Whether obesity should be declared as a disease is controversial.1, 2, 3, 4 Very recently, the World Obesity Federation argued that ‘obesity was considered as a chronic, relapsing, progressive, disease process’ that requires intervention.4 By contrast, although the biological basis of obesity (e.g. so-called obesity genes, biology of fat cells) and pathological changes associated with the disease process have been characterized, obesity was not declared as a disease because there is no scientifically applicable definition of a disease.3 Taking a public health point of view, many authorities again argued in favor of obesity as a non-communicable disease resulting from environmental drivers and host responses.5 Finally, considering the benefits and harms arising from declaring obesity as a disease (i.e. taking an utilitarian point of view) also gave evidence to declare obesity as a disease.3 It was assumed that the disease label would provide more benefits than harms to the general population, e.g. by the provision of more resources for novel and effective prevention and treatment of obesity.4 There is however no evidence for the latter idea, i.e. the utilitarian approach is speculative.
Most of this scientific and public debate has been led in the US. Vallgarda et al. asked whether Europe should follow the US to declare obesity as a disease.6 The authors addressed the utilitarian argument at two levels: (1) the legal and political level related to prevention and treatment of obesity; (2) the psychological and social level related to stigmatization and self-esteem. When compared with the US, health promotion, prevention and health care are already legal obligations of European states. Anyhow there is still a lack of attention to the obesity issue (e.g. by medical doctors and politicians) although obesity had been already included into the classification of diseases. At the psychological level, declaring obesity as a disease may affect the moral responsibility of obese patients; it may also give them a disability label and thus may add to discrimination. Taken together, the authors concluded that in a Western European welfare state a disease label will neither improve access to treatment and prevention nor provide a better protection of obese subjects. To summarize, the authors (i) questioned the utilitarian argument raised by the World Obesity Federation4 and (ii) followed that obesity should be treated as a risk factor rather than a disease.
One of the major criticisms against defining obesity as a disease is its definition ad diagnosis.

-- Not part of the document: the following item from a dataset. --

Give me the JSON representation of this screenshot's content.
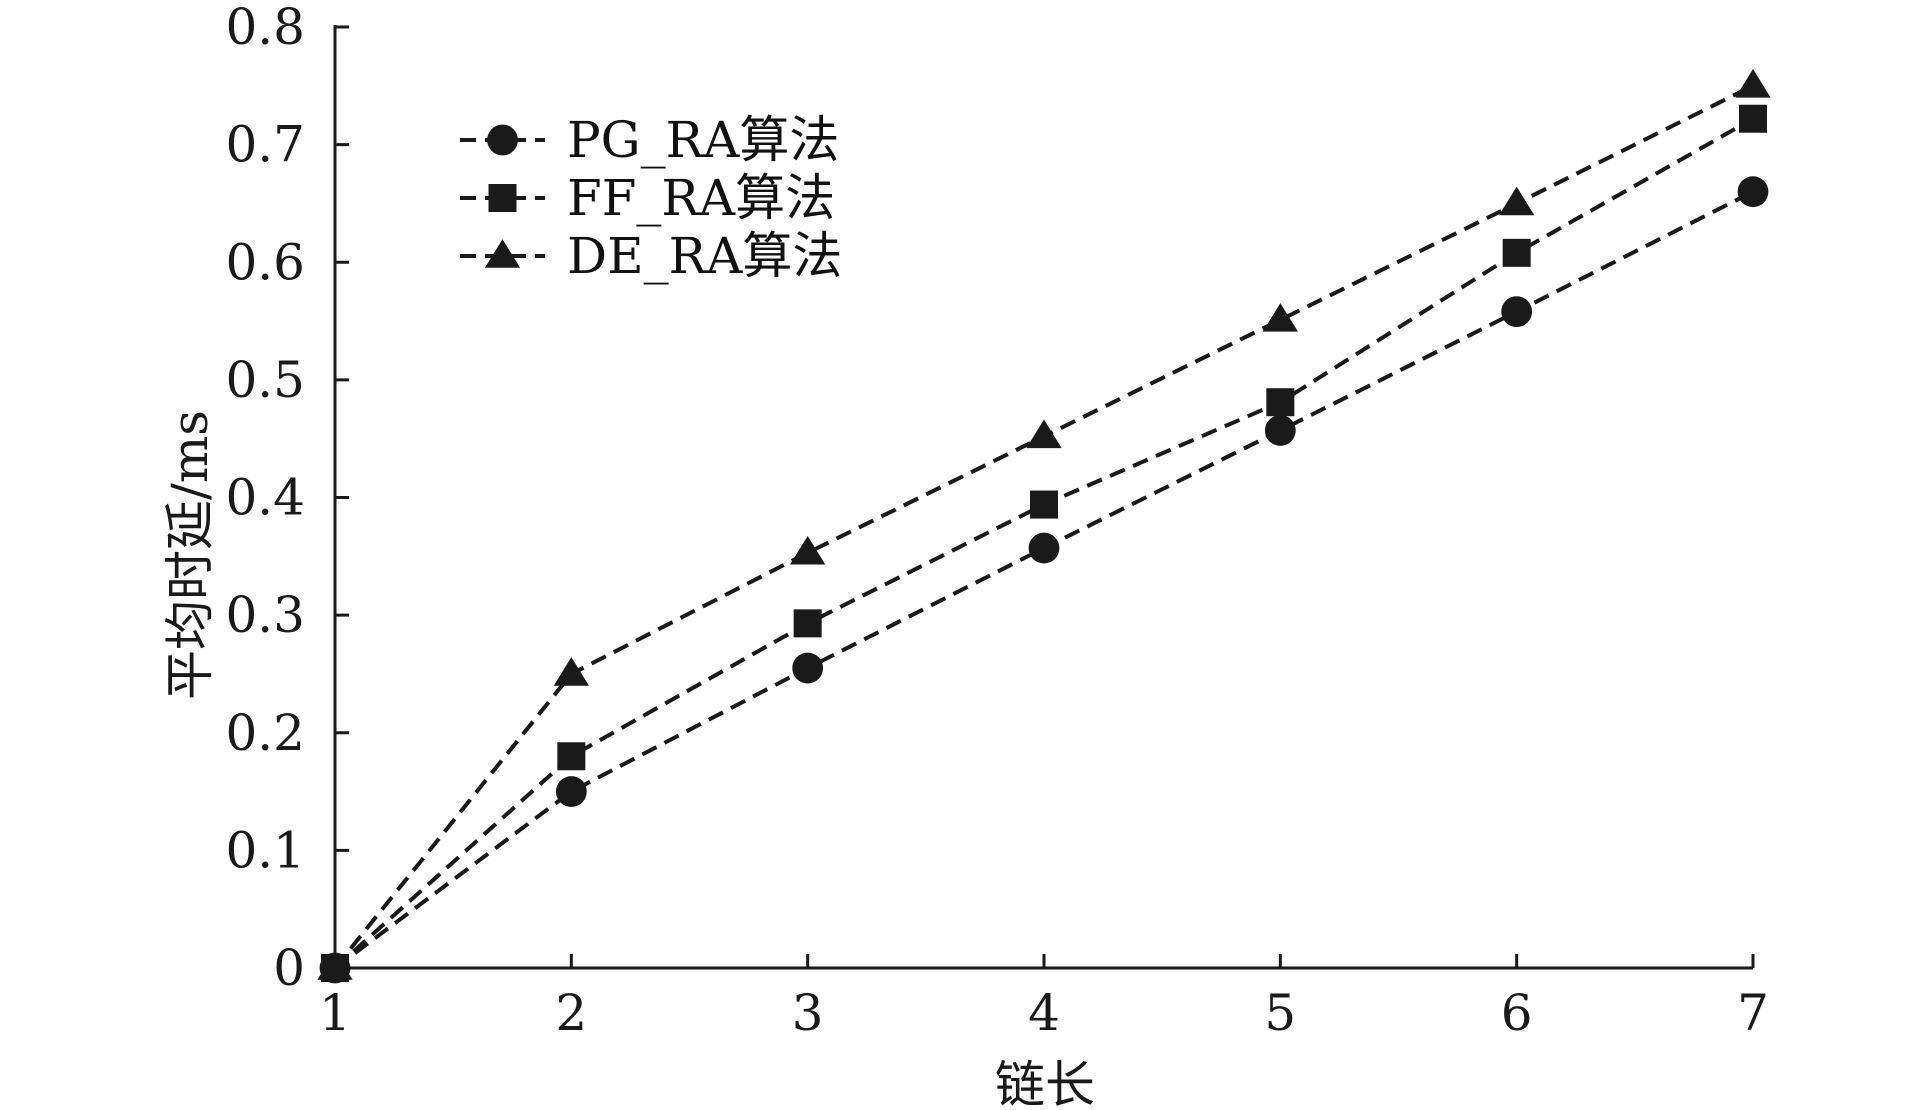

Obesity has been defined as an ‘abnormal and excessive fat accumulation that may impair health’.7 In practice, obesity is diagnosed by body mass index (BMI), which is taken as a surrogate of percentage fat mass. However, BMI has some obvious limitations related to the assessment of fat mass as well as the diagnosis of overweight- and obesity-related disturbances.8, 9, 10, 11, 12, 13, 14 BMI was introduced into research and clinical practice on the basis of the association between BMI and mortality (which is U- or J-shaped, with minimal mortality toward the middle of the distribution), with a ‘healthy’ BMI range associated with the lowest mortality, which is in the range between 18.5 and 25 kg/m2. This range varies, for example, by age, ethnicity and chronic diseases. Then, BMI values exceeding 25 kg/m2, i.e. between 25 and 29.9 kg/m2 and above 30 kg/m2, were defined as overweight and obese, respectively. Obviously, obesity is defined based on statistical criteria, which may not have a biological meaning.

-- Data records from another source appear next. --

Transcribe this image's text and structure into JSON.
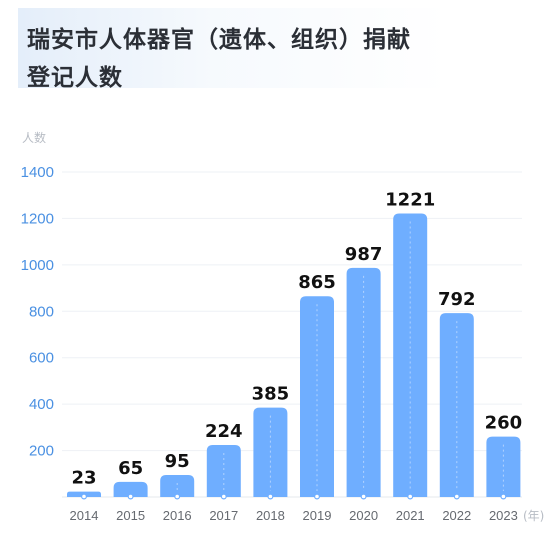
{
  "title": {
    "line1": "瑞安市人体器官（遗体、组织）捐献",
    "line2": "登记人数"
  },
  "colors": {
    "bar": "#6faeff",
    "axis_tick": "#4a90e2",
    "unit": "#b7bcc4",
    "title": "#2b2f36"
  },
  "chart_data": {
    "type": "bar",
    "title": "瑞安市人体器官（遗体、组织）捐献登记人数",
    "ylabel": "人数",
    "xlabel": "(年)",
    "ylim": [
      0,
      1400
    ],
    "yticks": [
      200,
      400,
      600,
      800,
      1000,
      1200,
      1400
    ],
    "categories": [
      "2014",
      "2015",
      "2016",
      "2017",
      "2018",
      "2019",
      "2020",
      "2021",
      "2022",
      "2023"
    ],
    "values": [
      23,
      65,
      95,
      224,
      385,
      865,
      987,
      1221,
      792,
      260
    ],
    "data_labels": [
      "23",
      "65",
      "95",
      "224",
      "385",
      "865",
      "987",
      "1221",
      "792",
      "260"
    ]
  }
}
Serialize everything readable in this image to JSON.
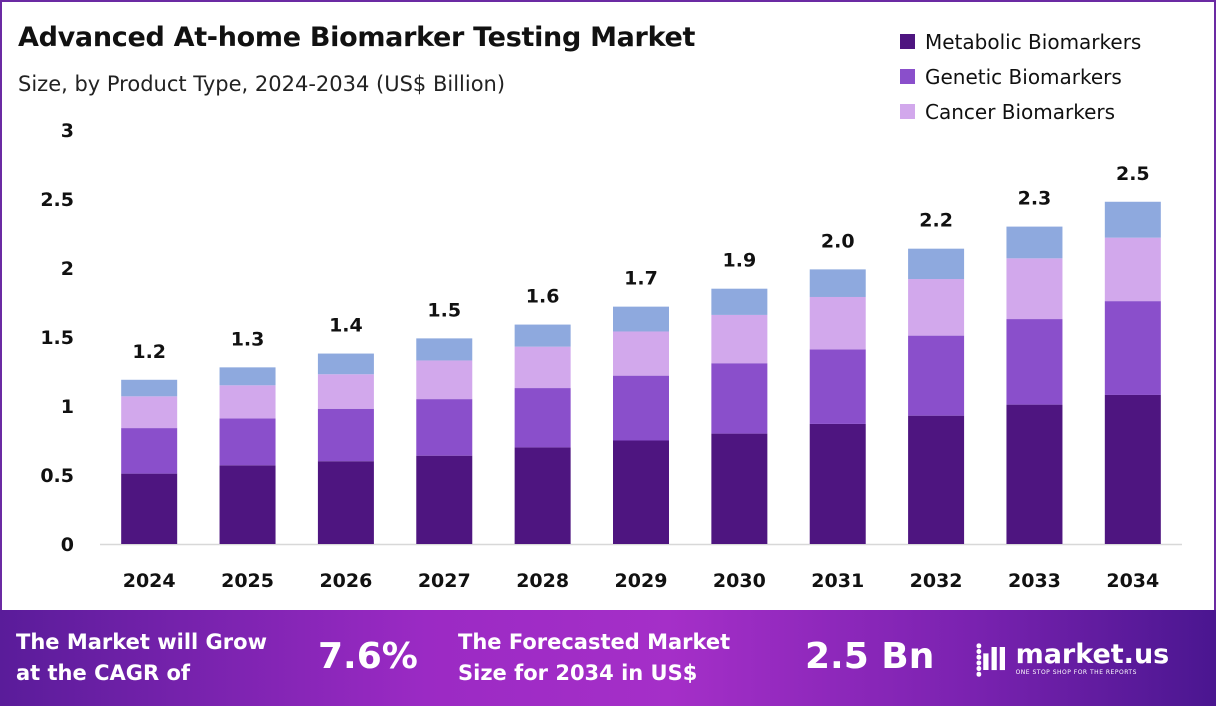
{
  "chart_data": {
    "type": "bar",
    "stacked": true,
    "title": "Advanced At-home Biomarker Testing Market",
    "subtitle": "Size, by Product Type, 2024-2034 (US$ Billion)",
    "categories": [
      "2024",
      "2025",
      "2026",
      "2027",
      "2028",
      "2029",
      "2030",
      "2031",
      "2032",
      "2033",
      "2034"
    ],
    "series": [
      {
        "name": "Metabolic Biomarkers",
        "color": "#4e1580",
        "values": [
          0.51,
          0.57,
          0.6,
          0.64,
          0.7,
          0.75,
          0.8,
          0.87,
          0.93,
          1.01,
          1.08
        ]
      },
      {
        "name": "Genetic Biomarkers",
        "color": "#8a4fcb",
        "values": [
          0.33,
          0.34,
          0.38,
          0.41,
          0.43,
          0.47,
          0.51,
          0.54,
          0.58,
          0.62,
          0.68
        ]
      },
      {
        "name": "Cancer Biomarkers",
        "color": "#d2a8ec",
        "values": [
          0.23,
          0.24,
          0.25,
          0.28,
          0.3,
          0.32,
          0.35,
          0.38,
          0.41,
          0.44,
          0.46
        ]
      },
      {
        "color": "#8ea9de",
        "values": [
          0.12,
          0.13,
          0.15,
          0.16,
          0.16,
          0.18,
          0.19,
          0.2,
          0.22,
          0.23,
          0.26
        ]
      }
    ],
    "totals_labels": [
      "1.2",
      "1.3",
      "1.4",
      "1.5",
      "1.6",
      "1.7",
      "1.9",
      "2.0",
      "2.2",
      "2.3",
      "2.5"
    ],
    "yticks": [
      "0",
      "0.5",
      "1",
      "1.5",
      "2",
      "2.5",
      "3"
    ],
    "ylim": [
      0,
      3
    ],
    "grid": false,
    "legend": "top-right",
    "xlabel": "",
    "ylabel": ""
  },
  "footer": {
    "cagr_text_1": "The Market will Grow",
    "cagr_text_2": "at the CAGR of",
    "cagr_value": "7.6%",
    "forecast_text_1": "The Forecasted Market",
    "forecast_text_2": "Size for 2034 in US$",
    "forecast_value": "2.5 Bn",
    "brand_name": "market.us",
    "brand_tagline": "ONE STOP SHOP FOR THE REPORTS"
  }
}
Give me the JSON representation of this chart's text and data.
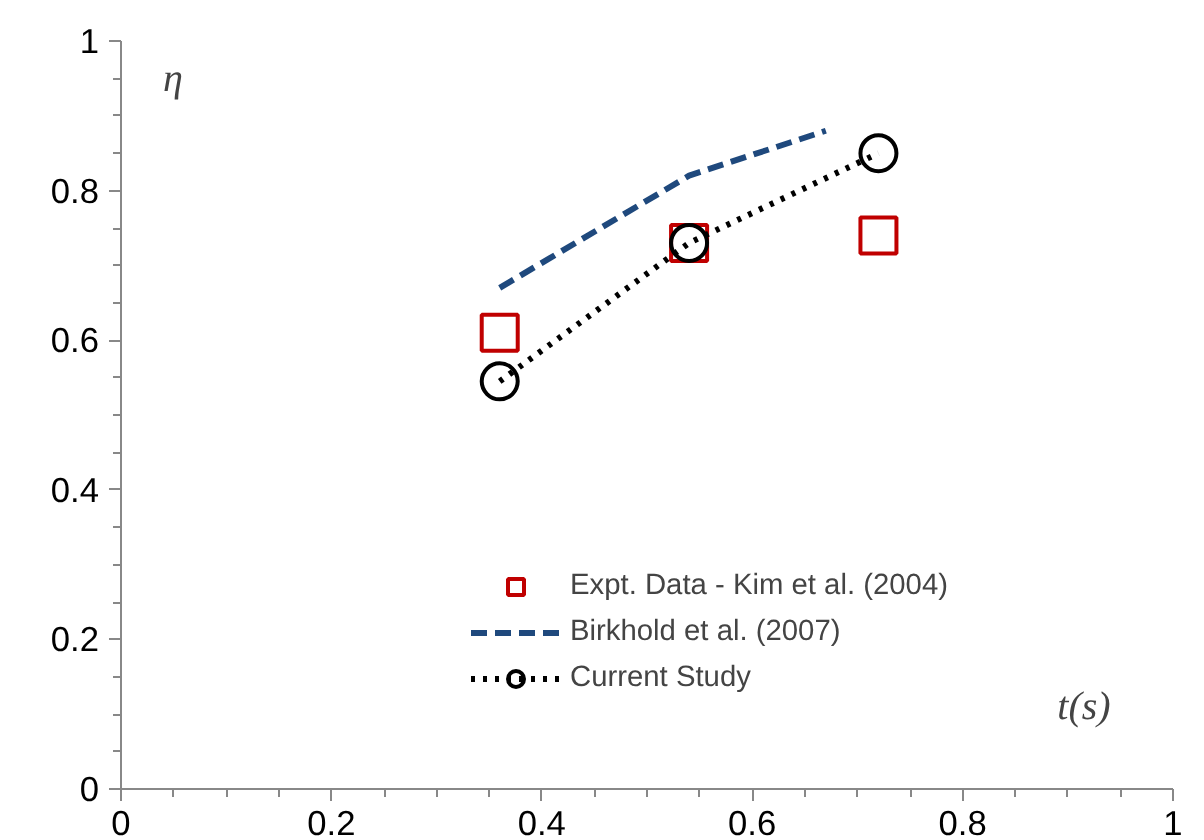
{
  "chart_data": {
    "type": "scatter",
    "xlabel": "t(s)",
    "ylabel": "η",
    "xlim": [
      0,
      1
    ],
    "ylim": [
      0,
      1
    ],
    "xticks": [
      0,
      0.2,
      0.4,
      0.6,
      0.8,
      1
    ],
    "yticks": [
      0,
      0.2,
      0.4,
      0.6,
      0.8,
      1
    ],
    "grid": false,
    "legend": "bottom right",
    "series": [
      {
        "name": "Expt. Data - Kim et al. (2004)",
        "marker": "square",
        "color": "#c00000",
        "x": [
          0.36,
          0.54,
          0.72
        ],
        "values": [
          0.61,
          0.73,
          0.74
        ]
      },
      {
        "name": "Birkhold et al. (2007)",
        "type": "line",
        "marker": "none",
        "line_style": "dashed",
        "color": "#1f497d",
        "x": [
          0.36,
          0.54,
          0.67
        ],
        "values": [
          0.67,
          0.82,
          0.88
        ]
      },
      {
        "name": "Current Study",
        "type": "line",
        "marker": "circle",
        "line_style": "dotted",
        "color": "#000000",
        "x": [
          0.36,
          0.54,
          0.72
        ],
        "values": [
          0.545,
          0.73,
          0.85
        ]
      }
    ]
  }
}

BMI is a score rather than objectively measured fat mass (or fat mass-related mechanical and metabolic disturbances). Neither is it biologically sound nor does it reflect a suitable phenotype worthwhile to study.12 In fact, detailed analyses revealed considerable inter-individual variances in the associations between BMI and either subcutaneous adipose tissue (SAT) or visceral adipose tissue (VAT) or skeletal muscle mass or biomarkers of insulin resistance and inflammation or the adipocyte secretory activity (Figure 1). It is obvious that BMI can define neither ‘excessive fat accumulation’ nor functional impairments related to it. Consequently, Sharma et al. proposed a re-definition of obesity based on the health status of the individual.14 The latter is characterized by clinical assessment, laboratory and endocrine testing, as well as detailed body composition analysis. As Sharma et al. noted themselves,14 it still remains to be proven that even in the case of a detailed assessment possible health deficits identified have to be related to excess fat to provide a rationale of specific obesity treatment strategies.
Taken together, the issue whether obesity should be declared a disease is not trivial at all. US advocates mostly refer to the utilitarian argument.2, 4 Taking a European point of view, the authors of the present paper6 question the disease label. This position is in line with evidence from public health research suggesting that ‘obesity is the result of people responding normally to the obesogenic environments they find themselves in’.5 Thus, obesity cannot be declared as a disease. Finally, the definition of obesity based on BMI alone is weak. Faced with the public health issue of obesity as well as the high activities in biomedical research on genetics, molecular and cellular biology, metabolism, endocrinology, microbiology and psychology of obesity, we should be open minded that a weak definition of obesity does not only question its status as a disease but also adds to explain the limited success rates in research, treatment and prevention of obesity. Since obesity research still provides more speculations rather than solutions, there is an obvious need of a self-critical discourse within our scientific community.